Sometimes, even the most intelligent, caring human beings lose their focus of reality. The men involved in this scandal - Curley, president Graham Spanier, Gary Schultz, a university vice president who was in charge of the campus police force (which, by the way, carried the same law enforcement jurisdiction as the State College municipal police), and Paterno himself - thought more about protecting the image of Penn State, its athletic profile, and the legacy of Joe Paterno than protecting the welfare of abused children.

Think about that for a second. It's unspeakable. But it's a culture cultivated by years and years of drinking the Penn State Kool-Aid. In the mid-1970s, when Nixon was covering up crimes in the White House, the American people were held hostage, but we weren't really victims. Penn State's cover-up put innocent children at risk, and that's a stain on a great institution of higher learning that unfortunately will never fully be removed.

In the late spring of 2004, Curley arrived at the home of Paterno, along with Spanier, in an attempt to persuade Paterno to retire, or at least formulate an exit plan. Paterno all but chased them out his door - no other coach would have that kind of power. From that moment on, Curley became persona non grata with Paterno, a man Curley had looked to as a second father. Is it possible that Curley's noncompliance with the Jerry Sandusky affair was a perverse way of making it up to his beloved JoePa?

There was no other satisfactory solution than the one reached Wednesday night by the board of trustees - that both Paterno and Spanier had to go. Everybody associated with this mess had to be cleared out in order for healing to start. Paterno's presence on a football sideline - in a football game that is meaningless in the context of this raging inferno - would have been only a second-by-minute reminder of scandal.

Think of it as an excavation: tear up the top level of a plot of earth and plant all new seed.
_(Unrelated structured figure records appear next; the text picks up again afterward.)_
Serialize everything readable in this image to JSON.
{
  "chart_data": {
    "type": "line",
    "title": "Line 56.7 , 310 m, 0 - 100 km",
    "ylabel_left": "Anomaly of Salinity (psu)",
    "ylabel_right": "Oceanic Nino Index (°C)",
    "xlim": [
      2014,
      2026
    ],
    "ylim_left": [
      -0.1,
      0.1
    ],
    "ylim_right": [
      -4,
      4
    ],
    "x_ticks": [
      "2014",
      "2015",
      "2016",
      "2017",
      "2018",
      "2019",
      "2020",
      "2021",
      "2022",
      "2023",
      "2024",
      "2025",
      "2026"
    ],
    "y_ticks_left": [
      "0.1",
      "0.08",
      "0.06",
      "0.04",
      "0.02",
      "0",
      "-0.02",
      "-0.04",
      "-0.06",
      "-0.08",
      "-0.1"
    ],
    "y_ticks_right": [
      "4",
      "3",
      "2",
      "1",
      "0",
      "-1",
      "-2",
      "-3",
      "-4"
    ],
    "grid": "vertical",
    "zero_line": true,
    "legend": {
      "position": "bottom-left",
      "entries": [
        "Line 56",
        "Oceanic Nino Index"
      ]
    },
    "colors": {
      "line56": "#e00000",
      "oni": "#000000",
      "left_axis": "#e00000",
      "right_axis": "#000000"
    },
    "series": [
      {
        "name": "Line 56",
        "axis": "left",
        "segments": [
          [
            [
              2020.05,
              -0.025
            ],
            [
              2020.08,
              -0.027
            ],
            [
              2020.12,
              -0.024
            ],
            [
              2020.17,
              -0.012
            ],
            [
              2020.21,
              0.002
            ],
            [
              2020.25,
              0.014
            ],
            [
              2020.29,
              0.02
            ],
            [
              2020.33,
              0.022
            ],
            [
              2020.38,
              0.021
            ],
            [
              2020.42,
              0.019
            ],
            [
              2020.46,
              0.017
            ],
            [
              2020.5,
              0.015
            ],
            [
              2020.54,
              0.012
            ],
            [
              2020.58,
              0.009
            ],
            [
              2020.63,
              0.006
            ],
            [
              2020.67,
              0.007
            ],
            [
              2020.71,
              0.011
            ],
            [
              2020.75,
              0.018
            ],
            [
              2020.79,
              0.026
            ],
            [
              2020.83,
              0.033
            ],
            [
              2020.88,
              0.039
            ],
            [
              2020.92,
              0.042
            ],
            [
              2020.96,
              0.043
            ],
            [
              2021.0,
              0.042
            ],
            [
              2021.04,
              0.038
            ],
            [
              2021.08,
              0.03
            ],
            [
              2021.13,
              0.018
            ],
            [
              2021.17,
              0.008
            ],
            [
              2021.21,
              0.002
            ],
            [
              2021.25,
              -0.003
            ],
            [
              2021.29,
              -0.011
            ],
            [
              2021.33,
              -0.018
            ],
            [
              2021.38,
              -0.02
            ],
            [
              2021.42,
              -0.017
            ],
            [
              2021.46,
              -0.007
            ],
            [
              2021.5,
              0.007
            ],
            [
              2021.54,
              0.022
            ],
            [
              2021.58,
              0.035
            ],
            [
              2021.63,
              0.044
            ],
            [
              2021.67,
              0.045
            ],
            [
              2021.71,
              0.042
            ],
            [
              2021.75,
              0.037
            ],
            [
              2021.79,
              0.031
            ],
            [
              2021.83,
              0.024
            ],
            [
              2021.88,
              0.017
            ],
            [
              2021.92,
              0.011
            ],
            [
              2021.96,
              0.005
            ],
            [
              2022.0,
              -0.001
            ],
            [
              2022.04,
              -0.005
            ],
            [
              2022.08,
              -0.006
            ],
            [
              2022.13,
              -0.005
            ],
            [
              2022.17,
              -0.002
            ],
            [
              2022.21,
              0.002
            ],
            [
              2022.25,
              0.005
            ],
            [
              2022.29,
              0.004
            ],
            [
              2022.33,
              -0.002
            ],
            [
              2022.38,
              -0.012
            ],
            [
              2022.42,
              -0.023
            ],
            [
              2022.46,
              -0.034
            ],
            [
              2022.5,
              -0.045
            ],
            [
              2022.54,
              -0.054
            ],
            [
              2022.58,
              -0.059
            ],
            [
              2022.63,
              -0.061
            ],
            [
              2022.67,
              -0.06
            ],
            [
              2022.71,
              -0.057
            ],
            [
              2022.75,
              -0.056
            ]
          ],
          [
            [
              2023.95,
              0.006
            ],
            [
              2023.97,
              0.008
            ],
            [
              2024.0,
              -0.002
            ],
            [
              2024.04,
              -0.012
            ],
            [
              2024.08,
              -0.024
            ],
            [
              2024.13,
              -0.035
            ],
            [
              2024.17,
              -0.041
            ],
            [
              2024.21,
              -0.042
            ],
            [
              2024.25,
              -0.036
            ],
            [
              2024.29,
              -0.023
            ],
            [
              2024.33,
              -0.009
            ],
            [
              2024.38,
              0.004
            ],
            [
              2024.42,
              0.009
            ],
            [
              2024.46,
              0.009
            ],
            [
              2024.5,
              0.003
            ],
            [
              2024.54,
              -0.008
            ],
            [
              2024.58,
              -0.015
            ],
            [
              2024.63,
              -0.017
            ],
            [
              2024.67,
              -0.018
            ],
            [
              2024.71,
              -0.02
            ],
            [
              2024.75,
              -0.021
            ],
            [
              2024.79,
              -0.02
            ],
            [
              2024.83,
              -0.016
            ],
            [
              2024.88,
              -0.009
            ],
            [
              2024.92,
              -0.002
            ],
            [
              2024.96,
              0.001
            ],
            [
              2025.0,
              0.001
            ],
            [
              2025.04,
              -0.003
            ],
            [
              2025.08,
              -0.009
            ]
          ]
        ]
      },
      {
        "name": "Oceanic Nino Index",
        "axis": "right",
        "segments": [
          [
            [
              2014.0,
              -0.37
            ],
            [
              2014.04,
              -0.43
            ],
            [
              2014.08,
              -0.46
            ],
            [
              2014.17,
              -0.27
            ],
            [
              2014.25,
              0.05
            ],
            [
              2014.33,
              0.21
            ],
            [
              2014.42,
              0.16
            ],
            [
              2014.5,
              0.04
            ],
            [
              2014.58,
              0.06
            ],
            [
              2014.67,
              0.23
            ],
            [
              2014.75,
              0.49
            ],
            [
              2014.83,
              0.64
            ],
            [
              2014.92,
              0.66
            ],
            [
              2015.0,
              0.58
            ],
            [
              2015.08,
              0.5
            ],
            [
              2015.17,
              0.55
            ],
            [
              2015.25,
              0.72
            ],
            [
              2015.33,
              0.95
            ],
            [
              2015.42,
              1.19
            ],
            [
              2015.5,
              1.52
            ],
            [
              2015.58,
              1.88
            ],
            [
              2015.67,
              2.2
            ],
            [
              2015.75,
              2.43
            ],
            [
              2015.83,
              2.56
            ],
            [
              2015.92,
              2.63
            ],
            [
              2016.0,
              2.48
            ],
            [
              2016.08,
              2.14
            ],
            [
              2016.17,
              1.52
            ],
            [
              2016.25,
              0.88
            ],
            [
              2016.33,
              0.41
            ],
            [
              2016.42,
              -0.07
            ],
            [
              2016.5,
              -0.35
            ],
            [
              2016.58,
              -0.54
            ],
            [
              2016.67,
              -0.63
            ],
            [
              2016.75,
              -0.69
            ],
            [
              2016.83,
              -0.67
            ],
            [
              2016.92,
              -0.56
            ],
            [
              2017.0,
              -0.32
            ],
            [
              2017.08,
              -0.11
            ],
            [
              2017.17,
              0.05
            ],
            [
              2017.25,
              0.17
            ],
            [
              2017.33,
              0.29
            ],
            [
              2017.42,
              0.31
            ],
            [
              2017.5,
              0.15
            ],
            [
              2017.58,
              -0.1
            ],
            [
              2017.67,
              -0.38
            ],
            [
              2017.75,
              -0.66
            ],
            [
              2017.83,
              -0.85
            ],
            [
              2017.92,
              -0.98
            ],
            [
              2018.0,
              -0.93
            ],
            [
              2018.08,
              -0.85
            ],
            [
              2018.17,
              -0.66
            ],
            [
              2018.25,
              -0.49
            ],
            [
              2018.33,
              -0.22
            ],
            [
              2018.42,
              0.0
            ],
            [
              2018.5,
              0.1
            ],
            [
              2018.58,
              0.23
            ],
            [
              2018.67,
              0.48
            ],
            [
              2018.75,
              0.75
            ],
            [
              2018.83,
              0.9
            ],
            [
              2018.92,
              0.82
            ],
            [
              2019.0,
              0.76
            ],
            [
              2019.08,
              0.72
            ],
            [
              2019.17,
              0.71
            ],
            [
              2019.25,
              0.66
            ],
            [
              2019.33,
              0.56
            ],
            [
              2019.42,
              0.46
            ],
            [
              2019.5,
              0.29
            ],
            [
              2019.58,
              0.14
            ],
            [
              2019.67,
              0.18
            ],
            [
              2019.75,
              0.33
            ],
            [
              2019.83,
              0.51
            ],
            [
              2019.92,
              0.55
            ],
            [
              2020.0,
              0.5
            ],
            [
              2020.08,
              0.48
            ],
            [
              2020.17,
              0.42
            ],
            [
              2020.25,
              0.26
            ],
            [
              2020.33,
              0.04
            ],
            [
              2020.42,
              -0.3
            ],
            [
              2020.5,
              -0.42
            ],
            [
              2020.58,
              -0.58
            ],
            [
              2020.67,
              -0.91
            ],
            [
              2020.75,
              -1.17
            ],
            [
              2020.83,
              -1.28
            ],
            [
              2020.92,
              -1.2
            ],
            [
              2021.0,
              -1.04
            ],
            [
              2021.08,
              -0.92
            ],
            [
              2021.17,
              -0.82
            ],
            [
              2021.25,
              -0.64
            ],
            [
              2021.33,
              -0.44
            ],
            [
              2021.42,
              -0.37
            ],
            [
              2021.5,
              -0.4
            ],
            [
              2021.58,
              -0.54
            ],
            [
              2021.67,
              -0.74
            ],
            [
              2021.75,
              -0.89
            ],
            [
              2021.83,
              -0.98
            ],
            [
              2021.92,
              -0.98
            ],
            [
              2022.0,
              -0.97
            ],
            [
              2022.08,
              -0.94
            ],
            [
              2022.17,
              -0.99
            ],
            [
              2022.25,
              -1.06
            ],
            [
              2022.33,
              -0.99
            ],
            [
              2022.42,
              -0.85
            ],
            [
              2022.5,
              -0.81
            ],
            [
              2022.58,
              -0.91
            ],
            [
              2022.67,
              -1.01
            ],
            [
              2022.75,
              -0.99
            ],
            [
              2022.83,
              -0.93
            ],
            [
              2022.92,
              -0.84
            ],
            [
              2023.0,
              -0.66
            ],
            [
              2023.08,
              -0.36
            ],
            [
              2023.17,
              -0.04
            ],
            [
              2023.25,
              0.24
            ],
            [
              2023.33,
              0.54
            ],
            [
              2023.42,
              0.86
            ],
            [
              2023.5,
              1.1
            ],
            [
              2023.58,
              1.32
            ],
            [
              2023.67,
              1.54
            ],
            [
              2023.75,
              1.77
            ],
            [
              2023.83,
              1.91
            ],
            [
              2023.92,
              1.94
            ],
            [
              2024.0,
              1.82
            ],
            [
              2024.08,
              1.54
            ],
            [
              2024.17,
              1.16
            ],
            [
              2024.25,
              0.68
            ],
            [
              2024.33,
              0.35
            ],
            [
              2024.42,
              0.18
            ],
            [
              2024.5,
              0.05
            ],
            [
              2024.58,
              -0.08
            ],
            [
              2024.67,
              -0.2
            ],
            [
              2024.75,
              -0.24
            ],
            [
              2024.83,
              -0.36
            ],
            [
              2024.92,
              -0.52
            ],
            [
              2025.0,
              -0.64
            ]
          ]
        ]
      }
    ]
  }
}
New grass had to start growing.

There comes a time when even the proudest people realize the jig is up - that for the fighter, it's time to throw in the towel. Paterno just couldn't bring himself to do it. On Wednesday, he launched a preemptive strike, telling the world that he'd retire at the end of the season, to buy himself the rest of a football season. As if a football game, or the three Penn State had left this season, could possibly mean anything.

The fact that he didn't announce his resignation on Wednesday afternoon, before the Penn State board had to do its dirty work and fire him that night, was Paterno's final selfish act. The board's announcement sparked among students a mini-riot.

It was appalling that Paterno had the audacity to revel in a pep rally (the "We are . . . Penn State" thing again) in front of his home, organized by students not yet wise enough to know any better.

Penn State's utopian tried to fool us until not one man was left standing.

My vision of a telephone pole transformer wasn't that bad after all.